Why is measuring SME performance a challenge?

Enterprise development projects need to measure changes in SME performance, not only to report results to project funders, but also to help SMEs continuously improve. But measuring the performance of SMEs in the context of a developing economy brings special considerations.

  1. Face pressing capacity challenges in record keeping, data collection, and access to modern management techniques – along with the technology that drives it. Most SMEs have some kind of performance measurement system, however, these tend to be very basic.
  2. Operate in intensely competitive environments where the is little market differentiation - meaning most SMEs have to tussle just to survive, reducing the incentive to collect and use data. Some countries have 5-year survival rates as low as 10%.
  3. Have flatter management structures, less bureaucracy and – in theory at least – can be more agile and adaptive to use performance information to improve.
  4. Rely on productivity gains to maximise long-term competitiveness and profitability . In the absence of intellectual property or technology as a source of comparative advantage, labour productivity is often critical to sustaining SME performance.
Why focus on labour conditions?

Enterprise development projects are facing increasing pressure to demonstrate that their work is leading to qualitative improvements in people’s terms and conditions of employment.

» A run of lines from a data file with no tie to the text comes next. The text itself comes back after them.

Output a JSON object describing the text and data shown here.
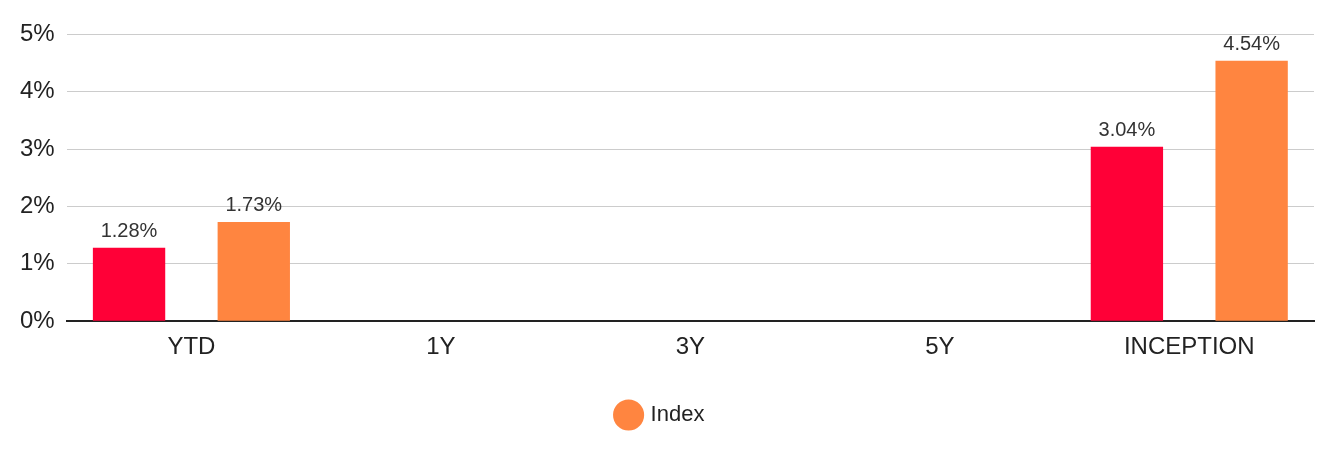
{
  "chart_data": {
    "type": "bar",
    "categories": [
      "YTD",
      "1Y",
      "3Y",
      "5Y",
      "INCEPTION"
    ],
    "series": [
      {
        "color": "#ff0037",
        "values": [
          1.28,
          null,
          null,
          null,
          3.04
        ],
        "value_labels": [
          "1.28%",
          null,
          null,
          null,
          "3.04%"
        ]
      },
      {
        "name": "Index",
        "color": "#ff8540",
        "values": [
          1.73,
          null,
          null,
          null,
          4.54
        ],
        "value_labels": [
          "1.73%",
          null,
          null,
          null,
          "4.54%"
        ]
      }
    ],
    "ylim": [
      0,
      5
    ],
    "yticks": [
      {
        "value": 0,
        "label": "0%"
      },
      {
        "value": 1,
        "label": "1%"
      },
      {
        "value": 2,
        "label": "2%"
      },
      {
        "value": 3,
        "label": "3%"
      },
      {
        "value": 4,
        "label": "4%"
      },
      {
        "value": 5,
        "label": "5%"
      }
    ],
    "grid": "y",
    "legend": "bottom"
  }
}
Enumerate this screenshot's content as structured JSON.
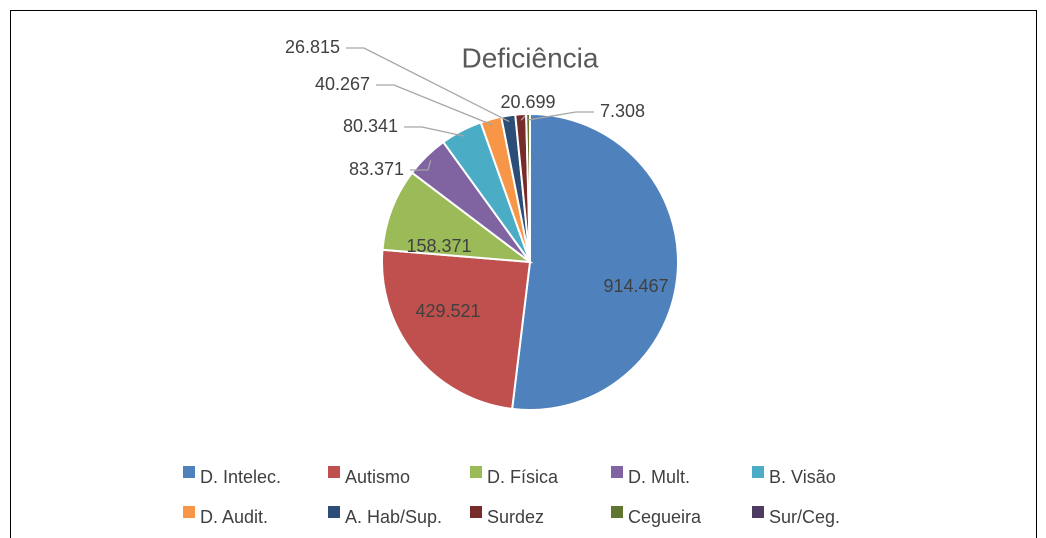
{
  "chart_data": {
    "type": "pie",
    "title": "Deficiência",
    "categories": [
      "D. Intelec.",
      "Autismo",
      "D. Física",
      "D. Mult.",
      "B. Visão",
      "D. Audit.",
      "A. Hab/Sup.",
      "Surdez",
      "Cegueira",
      "Sur/Ceg."
    ],
    "values": [
      914467,
      429521,
      158371,
      83371,
      80341,
      40267,
      26815,
      20699,
      7308,
      null
    ],
    "value_labels": [
      "914.467",
      "429.521",
      "158.371",
      "83.371",
      "80.341",
      "40.267",
      "26.815",
      "20.699",
      "7.308",
      null
    ],
    "colors": [
      "#4f81bd",
      "#c0504d",
      "#9bbb59",
      "#8064a2",
      "#4bacc6",
      "#f79646",
      "#2c4d75",
      "#772c2a",
      "#5f7530",
      "#4d3b62"
    ],
    "legend": "bottom"
  }
}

As researchers have noted, it is “not only the number, but also the quality of jobs matters to poverty alleviation and economic development”.

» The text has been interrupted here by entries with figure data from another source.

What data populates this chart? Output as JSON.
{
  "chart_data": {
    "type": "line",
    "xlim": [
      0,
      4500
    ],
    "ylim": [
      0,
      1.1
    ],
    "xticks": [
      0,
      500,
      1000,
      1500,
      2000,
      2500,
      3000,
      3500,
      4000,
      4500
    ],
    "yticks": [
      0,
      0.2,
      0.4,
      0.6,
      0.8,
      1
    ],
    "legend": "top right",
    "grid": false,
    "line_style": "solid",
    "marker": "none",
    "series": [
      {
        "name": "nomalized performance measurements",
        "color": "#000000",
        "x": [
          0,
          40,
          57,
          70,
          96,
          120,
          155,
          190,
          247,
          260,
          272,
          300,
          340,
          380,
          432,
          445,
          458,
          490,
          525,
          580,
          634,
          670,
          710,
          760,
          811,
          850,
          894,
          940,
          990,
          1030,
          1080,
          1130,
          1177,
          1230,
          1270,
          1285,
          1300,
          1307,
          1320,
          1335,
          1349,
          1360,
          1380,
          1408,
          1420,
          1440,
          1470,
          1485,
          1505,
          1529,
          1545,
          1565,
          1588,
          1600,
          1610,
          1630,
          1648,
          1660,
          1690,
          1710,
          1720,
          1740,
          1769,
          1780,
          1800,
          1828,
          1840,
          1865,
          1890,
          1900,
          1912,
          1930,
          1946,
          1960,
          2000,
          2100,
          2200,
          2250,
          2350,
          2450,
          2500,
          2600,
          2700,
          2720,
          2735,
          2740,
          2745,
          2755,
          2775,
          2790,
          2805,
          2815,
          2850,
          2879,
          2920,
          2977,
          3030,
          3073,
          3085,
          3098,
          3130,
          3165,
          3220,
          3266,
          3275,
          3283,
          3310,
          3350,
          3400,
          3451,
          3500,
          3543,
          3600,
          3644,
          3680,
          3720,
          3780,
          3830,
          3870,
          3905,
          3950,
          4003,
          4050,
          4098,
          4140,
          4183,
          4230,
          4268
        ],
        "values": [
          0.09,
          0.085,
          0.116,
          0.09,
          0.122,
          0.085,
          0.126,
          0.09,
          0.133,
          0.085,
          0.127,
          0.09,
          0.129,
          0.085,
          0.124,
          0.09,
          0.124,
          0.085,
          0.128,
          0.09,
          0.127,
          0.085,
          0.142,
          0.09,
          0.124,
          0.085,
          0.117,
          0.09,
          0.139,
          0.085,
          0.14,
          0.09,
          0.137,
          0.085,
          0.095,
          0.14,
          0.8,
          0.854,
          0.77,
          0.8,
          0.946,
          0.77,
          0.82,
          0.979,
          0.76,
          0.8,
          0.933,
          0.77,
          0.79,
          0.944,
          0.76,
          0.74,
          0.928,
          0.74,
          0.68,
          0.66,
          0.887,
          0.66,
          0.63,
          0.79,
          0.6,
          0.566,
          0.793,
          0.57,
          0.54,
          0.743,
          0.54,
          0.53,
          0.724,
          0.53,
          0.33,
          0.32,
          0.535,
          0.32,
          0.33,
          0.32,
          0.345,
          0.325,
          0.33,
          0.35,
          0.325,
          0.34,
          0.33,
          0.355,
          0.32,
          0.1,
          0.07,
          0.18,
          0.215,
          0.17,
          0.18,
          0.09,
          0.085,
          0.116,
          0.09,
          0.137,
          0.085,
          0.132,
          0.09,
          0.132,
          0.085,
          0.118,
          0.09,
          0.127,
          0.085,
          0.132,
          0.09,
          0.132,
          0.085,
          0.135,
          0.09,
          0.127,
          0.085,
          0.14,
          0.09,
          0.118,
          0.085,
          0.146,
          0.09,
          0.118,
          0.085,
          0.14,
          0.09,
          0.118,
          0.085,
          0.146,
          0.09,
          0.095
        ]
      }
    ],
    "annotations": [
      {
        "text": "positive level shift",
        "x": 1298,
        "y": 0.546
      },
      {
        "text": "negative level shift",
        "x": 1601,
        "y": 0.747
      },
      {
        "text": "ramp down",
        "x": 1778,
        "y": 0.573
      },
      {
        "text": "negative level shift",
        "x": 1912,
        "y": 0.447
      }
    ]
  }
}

For many SMEs in the global south, workers are a critical determinant of business success. Since SMEs often undertake labour-intensive activates, they rely on a supply of labour – with varying skills requirements - to produce their goods and services. Labour and employment issues are frequently included in non-financial performance measurement systems, but they often only focus on the most easily quantifiable elements such as the number of accidents.

Labour conditions refer to the working environment and all circumstances affecting the workplace, including job hours, physical aspects, and the rights and responsibilities of SMEs towards their workers. Many aspects of this work environment are covered by national labour laws, which in turn are shaped by the eight fundamental ILO conventions.

By improving labour conditions, SMEs can also improve their business outcomes. Better health and safety practices can boost productivity and employee retention. Companies have shown growth in sales per employee workforce hour following targeted training programmes. As recent research has demonstrated, jobs with decent wages, predictable hours, sufficient training, and opportunities for advancement can be a source of competitive advantage. For many businesses, thinking about employee working conditions has shifted from a way to minimize risk to a competitive advantage.

Conversely, bad conditions can be bad for business: Poor health and safety practices can result in fines and slow task completion. Industrial action and absenteeism can lead to prolonged disruption to operations. An SME owner says, “You have to have an environment where people are happy working, where they cooperate well, interact well. If you have problems in the way people work, it could terribly affect the performance”.